Postcard from Provence

 

Carol Drinkwater on life in the sunny south

I frequently extol the virtues of the olive tree and its fruits, but rarely mention its remarkable wood. In the early spring, after the harvest has been completed and before any buds appear, we prune our 300 olive trees, lopping entire branches from the upper canopy and from the centre of each one. This admits light, keeps the trees healthier and lessens the risk of humidity and fungal diseases, which helps to maintain the groves’ sustainability.

The trees’ hewn limbs are sawn into 35-centimetre lengths (or thereabouts!) and then stored in our monumental wood shed – where the dogs sleep – until the following winter, when they are carried indoors to heat our farmhouse, burning brightly in two fireplaces. Olive wood burns slowly, so it makes ideal fuel once the fire is under way. It emits a gentle perfume that is very soothing.

I love listening to the whirr of the chainsaws slicing through the hardwood branches and the warning calls of the men piercing the sharp, early-season air as the wood begins to crack and creak. I love the thud and crunch as the great thick rods hit the earth and start to roll southwards. The smaller, more slender twigs, are clipped off, to be used for kindling or stored in hillocks elsewhere on the land to fuel our summer barbecues.

My husband Michel has a rule that all barbecues are fired by produce from the estate, such as conifer cones, magnolia grandiflora and vine cuttings – we never buy coals or firelighters. He believes that the smoke from natural woods and scrub add to the flavour of chargrilled meats and fish. I thought it was the handfuls of garden-grown herbs we throw on the fire, but I never argue. Michel is the boss in our kitchen, even the outdoor one.

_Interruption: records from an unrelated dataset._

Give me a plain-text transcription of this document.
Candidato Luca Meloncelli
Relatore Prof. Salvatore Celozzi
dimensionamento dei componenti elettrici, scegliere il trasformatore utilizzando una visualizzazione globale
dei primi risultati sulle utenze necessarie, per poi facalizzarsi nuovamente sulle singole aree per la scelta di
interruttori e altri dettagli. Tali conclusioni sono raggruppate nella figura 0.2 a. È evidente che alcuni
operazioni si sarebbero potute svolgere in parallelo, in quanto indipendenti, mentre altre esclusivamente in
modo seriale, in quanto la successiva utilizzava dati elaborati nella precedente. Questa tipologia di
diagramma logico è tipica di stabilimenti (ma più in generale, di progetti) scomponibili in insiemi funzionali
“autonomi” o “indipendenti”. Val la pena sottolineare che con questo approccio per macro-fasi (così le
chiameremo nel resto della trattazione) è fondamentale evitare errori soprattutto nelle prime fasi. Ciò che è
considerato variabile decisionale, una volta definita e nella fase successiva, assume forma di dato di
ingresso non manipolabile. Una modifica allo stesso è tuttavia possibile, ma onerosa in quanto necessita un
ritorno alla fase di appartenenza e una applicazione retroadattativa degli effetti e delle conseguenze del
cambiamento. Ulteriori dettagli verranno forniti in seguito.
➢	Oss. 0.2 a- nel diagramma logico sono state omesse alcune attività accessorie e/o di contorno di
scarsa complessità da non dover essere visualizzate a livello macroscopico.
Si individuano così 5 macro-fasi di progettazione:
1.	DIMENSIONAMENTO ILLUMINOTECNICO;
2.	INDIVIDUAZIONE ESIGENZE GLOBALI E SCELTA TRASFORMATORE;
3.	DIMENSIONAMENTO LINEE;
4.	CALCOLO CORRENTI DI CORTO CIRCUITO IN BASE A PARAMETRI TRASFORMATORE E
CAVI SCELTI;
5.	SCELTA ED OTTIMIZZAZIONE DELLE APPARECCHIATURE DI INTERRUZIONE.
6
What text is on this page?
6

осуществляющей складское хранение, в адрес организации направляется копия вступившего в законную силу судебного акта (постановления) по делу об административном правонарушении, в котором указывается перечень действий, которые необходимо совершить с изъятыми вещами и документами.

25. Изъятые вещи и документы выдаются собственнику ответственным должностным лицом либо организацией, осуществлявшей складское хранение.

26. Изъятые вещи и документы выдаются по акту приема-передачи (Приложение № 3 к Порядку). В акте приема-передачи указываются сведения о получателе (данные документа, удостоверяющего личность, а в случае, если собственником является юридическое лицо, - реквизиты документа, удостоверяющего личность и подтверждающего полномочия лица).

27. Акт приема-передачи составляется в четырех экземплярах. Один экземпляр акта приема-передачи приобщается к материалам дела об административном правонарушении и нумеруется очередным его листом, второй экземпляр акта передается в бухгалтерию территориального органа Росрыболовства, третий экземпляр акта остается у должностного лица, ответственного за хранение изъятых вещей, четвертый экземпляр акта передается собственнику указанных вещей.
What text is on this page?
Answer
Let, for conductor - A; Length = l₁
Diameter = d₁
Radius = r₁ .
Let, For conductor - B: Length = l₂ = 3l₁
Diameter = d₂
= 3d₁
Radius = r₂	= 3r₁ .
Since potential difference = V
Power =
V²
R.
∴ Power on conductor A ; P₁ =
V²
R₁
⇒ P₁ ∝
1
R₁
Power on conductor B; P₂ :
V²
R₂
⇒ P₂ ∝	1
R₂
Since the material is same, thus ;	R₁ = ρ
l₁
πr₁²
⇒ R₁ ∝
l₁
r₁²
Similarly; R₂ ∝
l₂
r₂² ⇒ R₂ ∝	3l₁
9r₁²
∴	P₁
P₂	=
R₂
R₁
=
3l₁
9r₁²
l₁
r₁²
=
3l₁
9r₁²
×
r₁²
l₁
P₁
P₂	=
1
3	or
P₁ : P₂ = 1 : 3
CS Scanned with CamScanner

Olive wood is not a rarity, but it is precious and can be expensive. In ancient Greece, cutting down an olive tree was punishable by death. In 21st-century France, we are not quite so strict, but the felling of an olivier remains illegal. In Italy, all mature olive trees, aged 50 years or more, must be registered.

When I was filming in the West Bank territory for our documentary series on The Olive Route, I spent memorable days in Bethlehem with a Palestinian wood-carver who, each year, buys lorry-loads of pruned branches from neighbouring farms or olive groves as far north as Jenin. Occasionally, he even manages to find trimmings and smaller cuts from Nazareth.

He stores the wood out of the light so that it doesn’t crack or split as it dries; an ageing process that takes at least two years. Once thoroughly dried and aired, its colours are more clearly defined. Nazarene olive wood is light in colour while the cuts from Bethlehem have a rosier tint. His stocks are used to carve elegant rosary beads and crosses – 59 beads for one rosary.

Spending time with these wood-workers opened my eyes to the sheer beauty of natural wood and to its many uses. Our kitchen and dining tables are now graced with chopping boards sawn as slabs from our groves. Once they are sanded, I polish them with one layer of their own olive oil. Although the boards are hopelessly misshapen and not even flat, I am extremely proud of the result and value them far more than any factory-produced kitchen utensil.

Olive wood resembles a fingerprint in that no two pieces are the same: the colour and grain are always different, even if cut from the same branch. Yet another of this tree’s mysteries.